Two years ago, I had a glut of tomatoes and my friend Kittee suggested a great recipe that used up many pounds of tomatoes, and made a super rich tomato paste. I made a batch, popped it in the freezer, and started using a little bit of it every time I made soup or wanted to add some serious umami tomato power to my dinner. Frankly, we fell in love with that stuff. It's hard to put into words just how flavorful and rich and amazing this stuff is. The problem was, I had totally forgotten what it was called and hadn't bookmarked my recipe. I asked Kittee and she didn't remember either. I was desperate! All I remembered was that it started with the letter "C."
Well, we recently finally used up our last cube of "tomato power," and in a state of panic, I got down to some serious Googling ... and voila! I found it!! The glorious tomato power umami flavor cubes were called "Conserva." There are a lot of good recipes and ideas for conserva online, and I read a bunch of sites, then sort of combined a few of them.

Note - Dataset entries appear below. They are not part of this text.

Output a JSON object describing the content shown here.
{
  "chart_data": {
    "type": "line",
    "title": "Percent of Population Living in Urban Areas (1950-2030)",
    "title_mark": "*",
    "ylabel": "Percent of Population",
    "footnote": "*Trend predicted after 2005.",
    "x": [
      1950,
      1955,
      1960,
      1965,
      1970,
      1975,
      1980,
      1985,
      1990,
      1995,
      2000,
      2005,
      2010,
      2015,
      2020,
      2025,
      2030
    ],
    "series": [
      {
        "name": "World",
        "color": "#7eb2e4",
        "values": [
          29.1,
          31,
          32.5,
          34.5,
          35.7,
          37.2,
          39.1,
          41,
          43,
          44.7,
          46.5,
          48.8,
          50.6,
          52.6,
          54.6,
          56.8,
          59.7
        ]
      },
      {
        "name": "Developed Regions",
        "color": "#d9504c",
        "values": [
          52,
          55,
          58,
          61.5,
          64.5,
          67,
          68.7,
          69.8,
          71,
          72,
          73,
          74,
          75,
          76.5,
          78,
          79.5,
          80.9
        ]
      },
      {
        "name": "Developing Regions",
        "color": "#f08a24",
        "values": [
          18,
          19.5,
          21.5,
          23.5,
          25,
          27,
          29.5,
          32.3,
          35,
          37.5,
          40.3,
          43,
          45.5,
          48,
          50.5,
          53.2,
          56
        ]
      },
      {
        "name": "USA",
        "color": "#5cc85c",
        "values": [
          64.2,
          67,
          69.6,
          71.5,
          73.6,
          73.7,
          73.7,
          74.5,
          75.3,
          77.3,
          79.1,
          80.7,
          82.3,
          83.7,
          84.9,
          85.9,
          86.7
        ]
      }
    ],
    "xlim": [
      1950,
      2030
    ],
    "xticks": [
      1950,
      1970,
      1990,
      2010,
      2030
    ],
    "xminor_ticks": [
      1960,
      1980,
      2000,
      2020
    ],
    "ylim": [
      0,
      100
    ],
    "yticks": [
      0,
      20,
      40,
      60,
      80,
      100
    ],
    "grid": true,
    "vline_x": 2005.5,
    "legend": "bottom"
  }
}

tiny little guy full of power!
The recipe starts with 5 pounds of tomatoes, and ends up with about 16 1-inch tomato boullion cubes. That's roughly 1 pound of tomatoes per 3 cubes of conserva. It's basically an Italian tomato paste with some salt and olive oil... but the end result is totally out of sight.
I used: 5 lbs dry-farmed tomatoes, 2 Tbsp olive oil, and 1/2 tsp salt.
lots of tomatoes!
First I washed and halved / quartered all the tomatoes. All of that went in to a pot (top left) with the olive oil and salt, and was brought to a boil over medium-high heat for about 30 minutes or so... "until the skin was beginning to soften and peel off the flesh of the tomatoes," as directed by one of the recipes. Some of the recipes said to seed the tomatoes, so I did that. But then, I was looking at that bowl full of tomato flavor, and I couldn't bring myself to leave it out. So I boiled that stuff down for a little while too.
food mill fun!
All the stewed tomatoes and the cooked down seeds/juice were run through a food mill to create a pot of thick soupy tomato-ness.
the final product!
In the end, I got 16 cubes of pure caramelized tomato power umami goodness. You guys. This stuff is SO GOOD and SO SPECIAL. It's definitely a project to make, but it mostly just requires you being around the house, not a lot of actual work. In fact, I already decided to make another batch, because I don't think this will be enough.
All the power and glory of a full-sized Amey in a tiny little Tomato-Conserva-Sized Amey!